Closed ramhiser closed 9 years ago
Reproducible example from sims:
sample_sizes <- rep(25, 3)
test_sizes <- rep(10000, 3)
i <- 1
p <- 100
mu <- 0.5
rho <- rep(0.1, 3)
contamination_prob <- 0
block_size <- 100
set.seed(i)
mu1 <- rep(0, p)
mu2 <- c(rep(mu, block_size), rep(0, p - block_size))
mu3 <- -mu2
num_blocks <- p / block_size
train_data <- generate_contaminated(n=sample_sizes,
mu=cbind(mu1, mu2, mu3),
block_size=block_size,
num_blocks=num_blocks,
rho=rho,
uncontaminated_var=uncontaminated_var,
contaminated_var=contaminated_var,
contamination_prob=contamination_prob)
test_data <- generate_contaminated(n=test_sizes,
mu=cbind(mu1, mu2, mu3),
block_size=block_size,
num_blocks=num_blocks,
rho=autocorrelations,
uncontaminated_var=uncontaminated_var,
contaminated_var=contaminated_var,
contamination_prob=contamination_prob)
test_x <- test_data$x
test_y <- test_data$y
num_classes <- nlevels(train_y)
prior_probs <- rep(1, num_classes) / num_classes
hdrda_ridge_errors <- try({
cv_out <- hdrda_cv(x = train_x,
y = train_y,
prior = prior_probs)
hdrda_ridge <- list(lambda = cv_out$lambda, gamma = cv_out$gamma)
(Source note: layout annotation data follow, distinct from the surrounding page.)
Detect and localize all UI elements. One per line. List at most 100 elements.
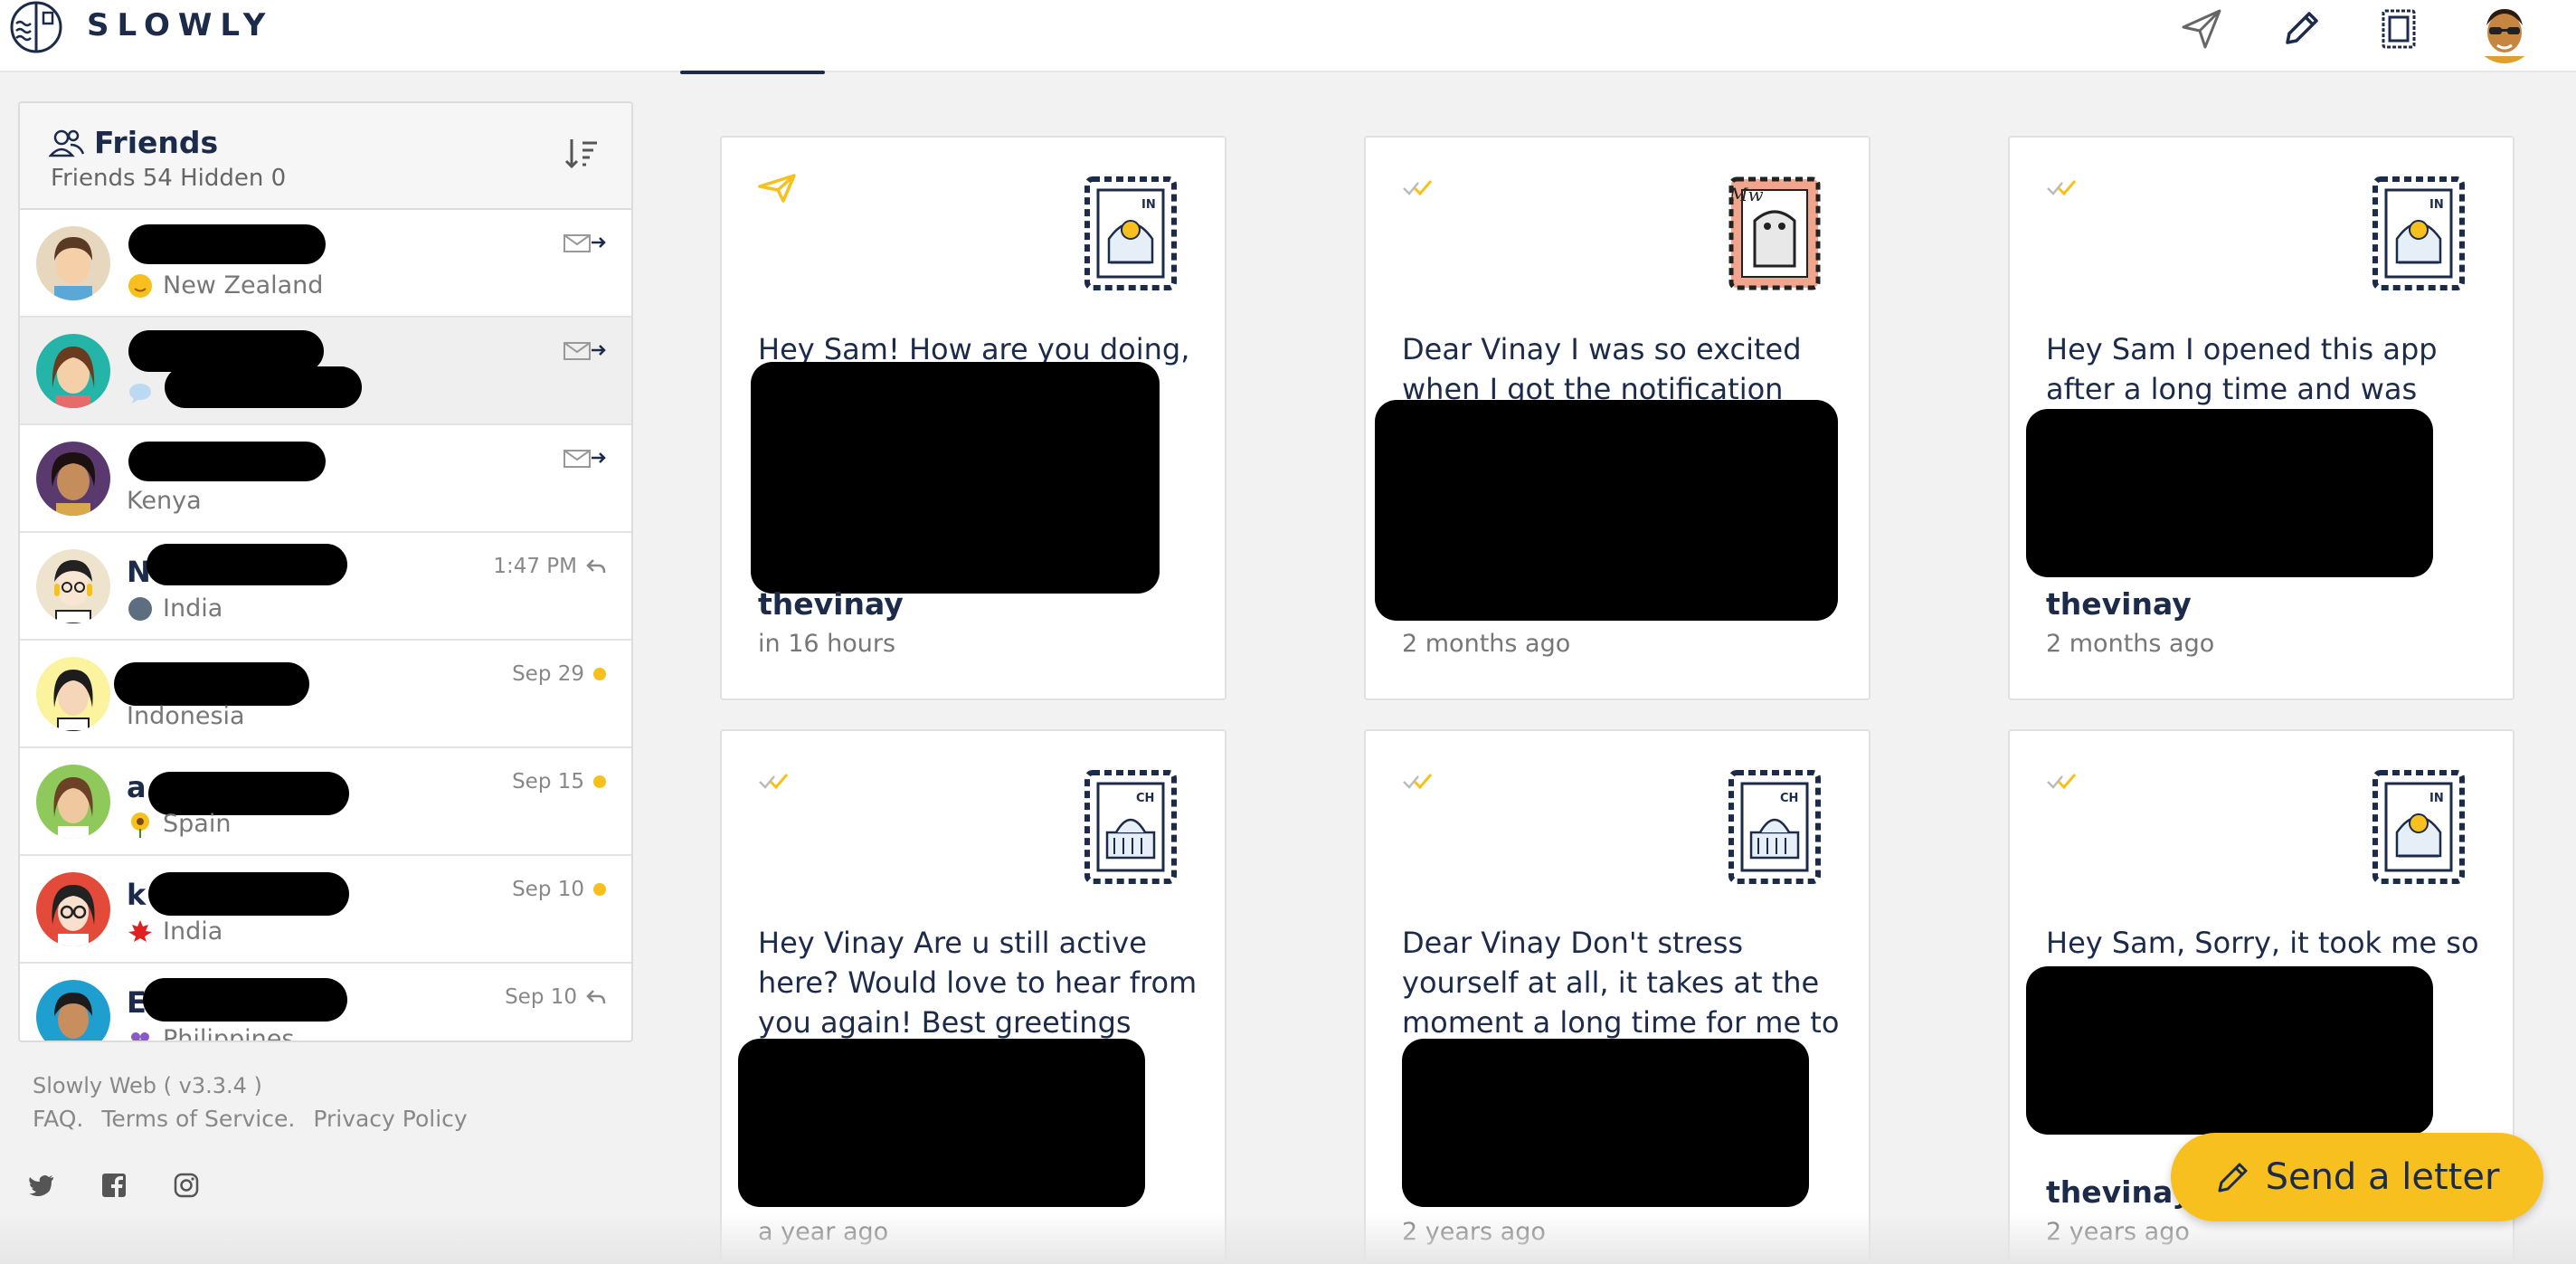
letter-outgoing-icon [564, 450, 606, 468]
footer-links: FAQ. Terms of Service. Privacy Policy [33, 1106, 468, 1132]
write-nav-button[interactable] [2276, 4, 2326, 54]
unread-dot [593, 883, 606, 896]
friends-header: Friends Friends 54 Hidden 0 [20, 103, 631, 210]
svg-text:Mw: Mw [1728, 184, 1764, 205]
stamp-photo-icon: Mw [1728, 176, 1821, 290]
friend-location: Philippines [127, 1025, 294, 1041]
letter-outgoing-icon [564, 342, 606, 360]
stamp-ch-icon: CH [1084, 770, 1177, 884]
terms-link[interactable]: Terms of Service. [101, 1106, 295, 1132]
read-check-icon [759, 774, 789, 790]
letter-card[interactable]: CH Hey Vinay Are u still active here? Wo… [720, 729, 1226, 1264]
friend-meta: 1:47 PM [493, 555, 606, 578]
stamp-in-icon: IN [2372, 770, 2465, 884]
friend-location: India [127, 917, 223, 946]
letter-card[interactable]: IN Hey Sam! How are you doing, es thevin… [720, 136, 1226, 700]
twitter-link[interactable] [25, 1169, 58, 1202]
friend-meta [563, 447, 606, 470]
pen-icon [2218, 1163, 2248, 1193]
letter-preview: Hey Sam I opened this app after a long t… [2046, 332, 2438, 406]
stamp-icon [2382, 9, 2416, 49]
maple-leaf-icon [128, 919, 152, 942]
top-bar: SLOWLY [0, 0, 2576, 74]
friends-stats: Friends 54 Hidden 0 [51, 165, 287, 192]
letter-time: 2 months ago [1402, 630, 1571, 658]
letter-time: 2 years ago [2046, 1218, 2190, 1246]
facebook-icon [102, 1174, 126, 1198]
speech-bubble-icon [129, 384, 151, 404]
send-letter-label: Send a letter [2265, 1156, 2500, 1198]
read-check-icon [1403, 774, 1433, 790]
active-tab-indicator [680, 71, 825, 74]
sort-icon[interactable] [564, 136, 601, 172]
stamp-in-icon: IN [1084, 176, 1177, 290]
avatar [36, 872, 110, 946]
letter-card[interactable]: CH Dear Vinay Don't stress yourself at a… [1364, 729, 1870, 1264]
letter-time: 2 years ago [1402, 1218, 1546, 1246]
send-nav-button[interactable] [2176, 4, 2227, 54]
facebook-link[interactable] [98, 1169, 130, 1202]
friends-title: Friends [94, 125, 219, 160]
stamps-nav-button[interactable] [2373, 4, 2424, 54]
avatar [36, 442, 110, 516]
friend-row[interactable]: E Philippines Sep 10 [20, 964, 631, 1041]
friend-row[interactable]: k th India Sep 10 [20, 856, 631, 964]
friend-row[interactable]: Indonesia Sep 29 [20, 641, 631, 748]
letter-card[interactable]: Mw Dear Vinay I was so excited when I go… [1364, 136, 1870, 700]
friend-location [127, 379, 163, 406]
sunflower-icon [131, 812, 149, 838]
app-title: SLOWLY [87, 7, 274, 43]
read-check-icon [1403, 180, 1433, 196]
circle-emoji-icon [128, 596, 152, 621]
friend-location: Indonesia [127, 702, 245, 730]
faq-link[interactable]: FAQ. [33, 1106, 83, 1132]
letter-time: in 16 hours [758, 630, 896, 658]
smile-emoji-icon [128, 273, 152, 298]
letter-time: 2 months ago [2046, 630, 2215, 658]
send-icon [2182, 9, 2221, 49]
friend-meta: Sep 10 [505, 985, 606, 1009]
stamp-in-icon: IN [2372, 176, 2465, 290]
friend-location: Spain [127, 810, 231, 838]
friend-row[interactable]: N ur India 1:47 PM [20, 533, 631, 641]
friend-meta [563, 232, 606, 255]
friend-row[interactable]: a Spain Sep 15 [20, 748, 631, 856]
letter-time: a year ago [758, 1218, 889, 1246]
svg-text:IN: IN [2429, 792, 2444, 805]
reply-icon [586, 559, 606, 574]
friend-location: Kenya [127, 487, 202, 515]
app-version: Slowly Web ( v3.3.4 ) [33, 1073, 262, 1098]
friend-row[interactable]: New Zealand [20, 210, 631, 318]
avatar [36, 549, 110, 623]
friend-meta [563, 339, 606, 363]
unread-dot [593, 668, 606, 680]
letter-sender: thevinay [2046, 1174, 2192, 1210]
avatar [36, 334, 110, 408]
friend-location: India [127, 594, 223, 622]
avatar [36, 765, 110, 839]
avatar [36, 657, 110, 731]
privacy-link[interactable]: Privacy Policy [313, 1106, 467, 1132]
send-letter-button[interactable]: Send a letter [2171, 1133, 2543, 1221]
letter-card[interactable]: IN Hey Sam I opened this app after a lon… [2008, 136, 2514, 700]
sent-plane-icon [758, 174, 796, 203]
user-avatar-icon [2473, 0, 2536, 63]
stamp-ch-icon: CH [1728, 770, 1821, 884]
friend-meta: Sep 10 [512, 878, 606, 901]
unread-dot [593, 775, 606, 788]
instagram-link[interactable] [170, 1169, 203, 1202]
letter-preview: Dear Vinay Don't stress yourself at all,… [1402, 926, 1840, 1040]
avatar [36, 980, 110, 1041]
svg-text:CH: CH [1136, 792, 1154, 805]
pen-icon [2286, 12, 2318, 44]
reply-icon [586, 990, 606, 1004]
slowly-logo-icon[interactable] [9, 0, 63, 54]
letter-sender: thevinay [2046, 586, 2192, 622]
grapes-icon [131, 1031, 149, 1041]
svg-text:CH: CH [1780, 792, 1798, 805]
friend-row[interactable] [20, 318, 631, 425]
avatar [36, 226, 110, 300]
profile-avatar[interactable] [2473, 0, 2536, 63]
friend-row[interactable]: Kenya [20, 425, 631, 533]
svg-text:IN: IN [2429, 198, 2444, 212]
mean(predict(cv_out, test_x)$class != test_y)
})
It turns out the culprit is in sparsediscrim:::predict.hdrda
. The line quad_forms <- diag(quadform(class_est$W_inv, U1_x))
is slow because a 30K x 30K
matrix is being constructed before the diagonal elements are extracted. 30K
corresponds to the 30,000 test observations.
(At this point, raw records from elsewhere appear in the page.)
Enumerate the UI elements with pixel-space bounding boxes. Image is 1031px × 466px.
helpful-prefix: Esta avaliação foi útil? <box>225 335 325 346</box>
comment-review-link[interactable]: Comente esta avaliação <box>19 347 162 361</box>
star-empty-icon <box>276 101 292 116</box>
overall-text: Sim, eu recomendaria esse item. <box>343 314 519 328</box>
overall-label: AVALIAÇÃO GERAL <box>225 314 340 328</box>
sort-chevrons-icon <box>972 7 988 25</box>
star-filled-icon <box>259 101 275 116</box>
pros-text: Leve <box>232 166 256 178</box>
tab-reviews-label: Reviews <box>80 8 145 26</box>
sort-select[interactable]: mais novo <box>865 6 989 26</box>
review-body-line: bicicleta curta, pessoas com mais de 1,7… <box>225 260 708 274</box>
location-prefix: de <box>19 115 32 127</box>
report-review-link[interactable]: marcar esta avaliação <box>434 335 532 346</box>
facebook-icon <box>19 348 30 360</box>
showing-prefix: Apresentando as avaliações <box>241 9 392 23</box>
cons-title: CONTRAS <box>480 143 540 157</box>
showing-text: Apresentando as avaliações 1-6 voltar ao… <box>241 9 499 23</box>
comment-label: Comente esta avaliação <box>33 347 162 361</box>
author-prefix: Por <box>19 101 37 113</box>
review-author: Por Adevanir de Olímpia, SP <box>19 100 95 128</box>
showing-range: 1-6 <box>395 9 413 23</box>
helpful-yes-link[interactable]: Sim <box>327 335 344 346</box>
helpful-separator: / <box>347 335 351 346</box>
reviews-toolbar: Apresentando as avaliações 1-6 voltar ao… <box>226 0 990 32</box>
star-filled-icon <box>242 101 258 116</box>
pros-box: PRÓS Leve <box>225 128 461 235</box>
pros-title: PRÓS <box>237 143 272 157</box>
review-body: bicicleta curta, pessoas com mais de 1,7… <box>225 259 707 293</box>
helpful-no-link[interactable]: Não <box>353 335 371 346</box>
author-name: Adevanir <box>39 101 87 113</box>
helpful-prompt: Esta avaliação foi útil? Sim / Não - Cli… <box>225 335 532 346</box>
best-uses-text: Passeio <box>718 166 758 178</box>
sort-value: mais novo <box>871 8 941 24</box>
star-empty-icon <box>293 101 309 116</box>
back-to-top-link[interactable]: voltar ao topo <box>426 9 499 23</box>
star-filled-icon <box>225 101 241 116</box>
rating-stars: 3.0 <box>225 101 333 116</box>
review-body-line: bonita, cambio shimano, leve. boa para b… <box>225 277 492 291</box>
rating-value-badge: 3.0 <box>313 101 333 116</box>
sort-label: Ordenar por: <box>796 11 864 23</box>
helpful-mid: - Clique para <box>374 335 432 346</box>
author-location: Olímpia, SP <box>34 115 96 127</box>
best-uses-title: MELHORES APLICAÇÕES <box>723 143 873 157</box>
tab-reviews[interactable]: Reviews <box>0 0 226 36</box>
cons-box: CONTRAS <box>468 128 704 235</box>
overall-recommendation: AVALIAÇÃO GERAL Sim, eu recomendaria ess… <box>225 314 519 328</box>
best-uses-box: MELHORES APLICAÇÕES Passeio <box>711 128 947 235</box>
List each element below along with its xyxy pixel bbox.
When stepping through predict.hdrda
, I computed the following:
Browse[2]> dim(U1_x)
[1] 72 30000
Browse[2]> dim(class_est$W_inv)
[1] 72 72
Browse[2]> quad_forms <- diag(quadform(class_est$W_inv, U1_x))
Browse[2]> foo <- apply(U1_x, 2, function(z) quadform(class_est$W_inv, z))
!Browse[2]> summary(quad_forms - foo)
Min. 1st Qu. Median Mean 3rd Qu. Max.
-2.132e-14 -1.776e-15 0.000e+00 -4.460e-18 1.776e-15 3.553e-14
Practically speaking, there is no difference between computing the quadratic form of the entire matrix vs doing this for each vector in turn. The latter is substantially faster though. While stepping through I ran a quick benchmark:
library(microbenchmark)
!Browse[2]> microbenchmark(matrix=diag(quadform(class_est$W_inv, U1_x)), vec=apply(U1_x, 2, function(z) quadform(class_est$W_inv, z)), times=20)
Unit: milliseconds
expr min lq mean median uq max neval cld
matrix 3924.7077 4400.3033 4499.3932 4433.4784 4668.4003 4856.3770 20 b
vec 267.7087 278.6358 302.1803 300.0553 316.4827 369.2671 20 a
The vector approach is roughly 15 times faster.
In some HDRDA sims, I noticed that the prediction of a large number of test observations was painfully slow after model selection. The model selection itself is quite fast, so it is counterintuitive that the easier prediction of test observations is the bottleneck.